Patients with advanced human immunodeficiency virus (HIV) disease have been reported to develop mucinous papules, usually widespread, unassociated with a paraprotein. It is usually seen in patients diagnosed with acquired immunodeficiency syndrome (AIDS), in patients with multiple infectious complications. These lesions may occur in association with an eczematous dermatitis or on normal skin. If associated with an eczematous dermatitis, the lesions often clear if the eczema is controlled.
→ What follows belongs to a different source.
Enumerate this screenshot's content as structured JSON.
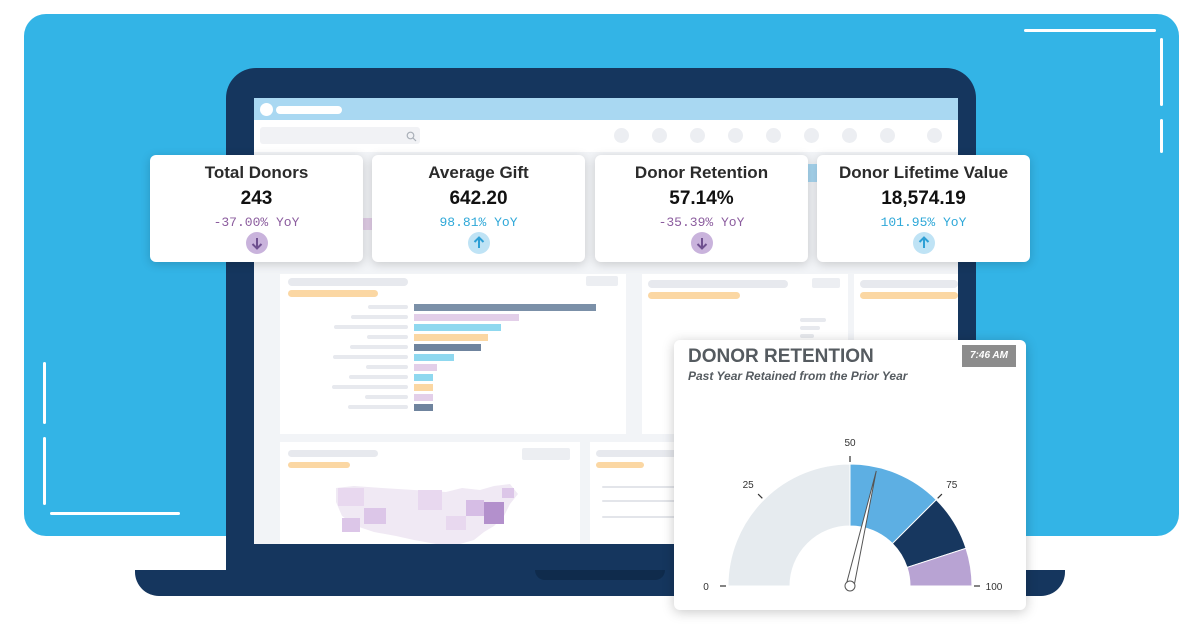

Lesions on normal skin may respond to systemic retinoid therapy. Intralesional hyaluronidase has been used for lesions of papular mucinosis. At times, spontaneous remission occurs. The authors have also seen a patient with AIDS and true scleromyxedema with visceral involvement, and two patients have been reported with acral persistent papular mucinosis.

Acral Persistent Papular Mucinosis

Patients with acral persistent papular mucinosis have a few to more than 100 bilaterally symmetric, 2–5 mm, flesh-colored papules localized to the hands and wrists ( Fig. 9.5 ). The knees, calves, or elbows may also be involved in a minority of patients. The face and trunk are spared. Women outnumber men by 5 : 1. The course is one of persistence and slow progression. Two involved sisters have been reported. Histologically, there is a collection of upper dermal mucin with minimal or no increase in fibroblasts. Electrocoagulation of these lesions was reported to result in no recurrence in 6 months and topical tacrolimus was also reported to have some benefit.

Self-Healing Papular Mucinosis

Self-healing papular mucinosis occurs in a juvenile and an adult form. The juvenile variant, also called self-healing juvenile cutaneous mucinosis, is a rare but distinct disorder characterized by the sudden onset of skin lesions and polyarthritis. Children, usually between ages 5 and 15, are affected. Familial cases are reported. Skin lesions are ivory-white papules of the head, neck, trunk, and typically the periarticular regions; deep nodules on the face and periarticular sites; and hard edema of the periorbital area and face. An acute arthritis affects the knees, elbows, and hand joints. In the adult form, papular lesions occur, usually without the associated joint symptoms ( Fig. 9.6 ). Histology of the skin lesions reveals dermal mucin with minimal fibroblastic proliferation or collagen deposition. Although the initial presentation is worrisome, the prognosis is excellent. Spontaneous resolution without sequelae occurs over several months.